Borders MSP Rachael Hamilton is calling for action to tackle bed-blocking at the region’s general hospital.
During this week’s portfolio questions session at the Scottish Parliament, Mrs Hamilton raised the issue of delayed discharges at the Borders General Hospital in Melrose with health secretary Shona Robison.
The Ettrick, Roxburgh and Berwickshire MSP told her: “NHS Scotland information services division statistics have revealed that NHS Borders lost, on average, 1,000 bed days a month over the past two years, which is just not good enough.
“What will the Scottish Government do to help rural health boards like NHS Borders ensure that when a patient is fit to leave, they can?”
Afterwards, she added: “This is a sorry state of affairs for patients in the Borders.
“This is bad for everyone. Fit and well people are trapped in hospital with nowhere to go.
“It remains the case that the Scottish Government do not understand rural health boards and the specific problems they face.
“Support must be given to find quicker ways of processing patient care packages in order to transition elderly people into a safe home or community setting.”

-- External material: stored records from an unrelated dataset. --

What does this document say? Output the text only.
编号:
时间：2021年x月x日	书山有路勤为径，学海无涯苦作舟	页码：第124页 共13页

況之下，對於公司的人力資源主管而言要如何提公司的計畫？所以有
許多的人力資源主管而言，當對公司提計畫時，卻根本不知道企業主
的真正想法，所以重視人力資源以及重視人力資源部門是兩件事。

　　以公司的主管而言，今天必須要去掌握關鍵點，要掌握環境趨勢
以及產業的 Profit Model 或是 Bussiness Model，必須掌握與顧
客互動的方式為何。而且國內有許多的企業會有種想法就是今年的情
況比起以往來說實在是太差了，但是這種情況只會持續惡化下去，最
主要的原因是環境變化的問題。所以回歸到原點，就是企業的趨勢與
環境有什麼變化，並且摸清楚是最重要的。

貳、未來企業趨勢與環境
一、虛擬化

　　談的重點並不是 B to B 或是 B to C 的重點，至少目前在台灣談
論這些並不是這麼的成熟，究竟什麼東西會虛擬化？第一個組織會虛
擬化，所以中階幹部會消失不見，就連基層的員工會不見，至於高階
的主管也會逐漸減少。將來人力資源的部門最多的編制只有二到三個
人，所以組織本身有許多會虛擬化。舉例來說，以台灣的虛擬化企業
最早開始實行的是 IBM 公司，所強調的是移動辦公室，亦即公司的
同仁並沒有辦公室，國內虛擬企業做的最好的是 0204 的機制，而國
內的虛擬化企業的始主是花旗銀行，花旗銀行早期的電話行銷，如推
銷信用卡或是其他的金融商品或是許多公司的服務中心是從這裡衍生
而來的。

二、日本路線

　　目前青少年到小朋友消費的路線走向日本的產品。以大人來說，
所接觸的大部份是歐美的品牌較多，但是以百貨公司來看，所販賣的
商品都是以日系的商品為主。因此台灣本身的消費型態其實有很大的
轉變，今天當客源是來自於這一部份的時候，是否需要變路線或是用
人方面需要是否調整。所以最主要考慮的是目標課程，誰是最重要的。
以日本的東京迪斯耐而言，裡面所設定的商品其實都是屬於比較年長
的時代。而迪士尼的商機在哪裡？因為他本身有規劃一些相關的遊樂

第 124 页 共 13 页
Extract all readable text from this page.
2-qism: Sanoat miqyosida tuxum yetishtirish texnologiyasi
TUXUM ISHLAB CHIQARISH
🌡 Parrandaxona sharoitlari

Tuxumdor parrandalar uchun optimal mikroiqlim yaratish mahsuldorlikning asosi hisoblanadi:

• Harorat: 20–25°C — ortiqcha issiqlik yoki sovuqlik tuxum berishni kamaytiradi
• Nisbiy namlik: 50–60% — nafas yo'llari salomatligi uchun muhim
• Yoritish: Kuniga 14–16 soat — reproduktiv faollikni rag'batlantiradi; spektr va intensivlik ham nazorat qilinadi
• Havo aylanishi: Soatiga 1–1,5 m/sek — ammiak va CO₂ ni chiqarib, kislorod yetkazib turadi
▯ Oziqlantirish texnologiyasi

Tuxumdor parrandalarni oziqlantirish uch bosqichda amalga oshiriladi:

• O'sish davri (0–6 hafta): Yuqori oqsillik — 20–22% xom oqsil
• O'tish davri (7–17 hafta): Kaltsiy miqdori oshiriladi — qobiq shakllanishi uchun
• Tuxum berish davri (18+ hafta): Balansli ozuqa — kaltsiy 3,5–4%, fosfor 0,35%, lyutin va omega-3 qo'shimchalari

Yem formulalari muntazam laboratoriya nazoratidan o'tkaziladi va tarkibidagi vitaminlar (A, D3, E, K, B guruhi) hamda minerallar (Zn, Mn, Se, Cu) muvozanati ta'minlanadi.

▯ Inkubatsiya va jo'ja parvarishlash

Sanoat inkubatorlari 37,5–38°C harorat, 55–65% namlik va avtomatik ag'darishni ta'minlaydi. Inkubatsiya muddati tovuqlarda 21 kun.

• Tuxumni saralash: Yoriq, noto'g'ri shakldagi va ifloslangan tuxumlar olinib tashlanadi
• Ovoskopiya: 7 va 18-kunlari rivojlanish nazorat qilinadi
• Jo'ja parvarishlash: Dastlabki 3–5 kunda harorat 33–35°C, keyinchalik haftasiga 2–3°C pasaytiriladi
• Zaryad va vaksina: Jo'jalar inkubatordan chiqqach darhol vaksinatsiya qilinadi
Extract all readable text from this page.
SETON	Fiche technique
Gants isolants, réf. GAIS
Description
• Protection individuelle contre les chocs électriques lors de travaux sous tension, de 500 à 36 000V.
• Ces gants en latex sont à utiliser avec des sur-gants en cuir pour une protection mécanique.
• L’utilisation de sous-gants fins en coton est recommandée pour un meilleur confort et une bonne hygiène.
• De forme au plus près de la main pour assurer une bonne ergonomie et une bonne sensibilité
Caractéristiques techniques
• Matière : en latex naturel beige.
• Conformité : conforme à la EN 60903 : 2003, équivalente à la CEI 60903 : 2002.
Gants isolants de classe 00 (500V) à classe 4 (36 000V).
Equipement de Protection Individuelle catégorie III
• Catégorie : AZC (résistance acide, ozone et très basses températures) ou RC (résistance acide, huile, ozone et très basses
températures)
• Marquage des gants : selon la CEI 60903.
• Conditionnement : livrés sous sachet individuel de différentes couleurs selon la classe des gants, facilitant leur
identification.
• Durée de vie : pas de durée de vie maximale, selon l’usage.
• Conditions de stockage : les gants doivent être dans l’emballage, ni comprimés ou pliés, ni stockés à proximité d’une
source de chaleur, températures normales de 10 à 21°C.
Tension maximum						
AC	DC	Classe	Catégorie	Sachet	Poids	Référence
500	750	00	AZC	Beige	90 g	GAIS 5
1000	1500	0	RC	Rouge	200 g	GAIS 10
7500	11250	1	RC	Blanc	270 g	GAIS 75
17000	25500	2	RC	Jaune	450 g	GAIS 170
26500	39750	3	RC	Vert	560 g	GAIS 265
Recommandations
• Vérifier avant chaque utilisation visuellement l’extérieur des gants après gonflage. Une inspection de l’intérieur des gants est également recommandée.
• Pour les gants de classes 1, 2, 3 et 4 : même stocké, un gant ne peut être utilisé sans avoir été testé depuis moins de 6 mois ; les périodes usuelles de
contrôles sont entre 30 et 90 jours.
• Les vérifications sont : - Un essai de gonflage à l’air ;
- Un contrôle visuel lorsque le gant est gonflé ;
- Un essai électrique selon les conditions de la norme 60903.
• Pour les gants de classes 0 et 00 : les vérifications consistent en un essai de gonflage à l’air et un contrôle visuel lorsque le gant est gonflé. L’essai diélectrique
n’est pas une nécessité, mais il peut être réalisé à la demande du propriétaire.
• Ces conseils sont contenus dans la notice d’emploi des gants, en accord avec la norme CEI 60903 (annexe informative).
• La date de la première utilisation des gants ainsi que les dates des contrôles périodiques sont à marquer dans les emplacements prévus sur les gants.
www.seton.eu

Ms Robison, MSP for Dundee City East, told her: “Scottish Government officials continue to work closely with the Borders health partnership to reduce the level of delays.
“A range of improvement measures has already been put in place, which has led to a reduction of more than 30% in bed days lost between November 2017 and April 2018.
“The Borders partnership has introduced a range of measures aimed at reducing delays, including an £850,000 investment in a step-down intermediate care facility and the development of a hospital-to-home re-ablement service.
“That service was piloted initially in two localities, which led to a 40% decrease in long-term care requirements.
“The partnership plans to roll out the service across the area, with increased allied health professions input, which I think will make a real impact on reducing bed days lost.”
Robert McCulloch-Graham, chief officer of health and socialcare at NHS Borders, also insisted that action is in hand to tackle the problem, saying: “The poor winter was particularly difficult for health care within the Borders and across the country.
“With a growing elderly population, there is an equivalent growth in the pressures caused by having more patients with complex needs.
“NHS Borders, Scottish Borders Council and the integrated joint board are working hand in hand to face these pressures and have introduced new models of health and social care to reduce this high level of demand.
“As a united partnership, we are working to reduce these delays and to get people home safely as soon as they are healthy enough to leave hospital.”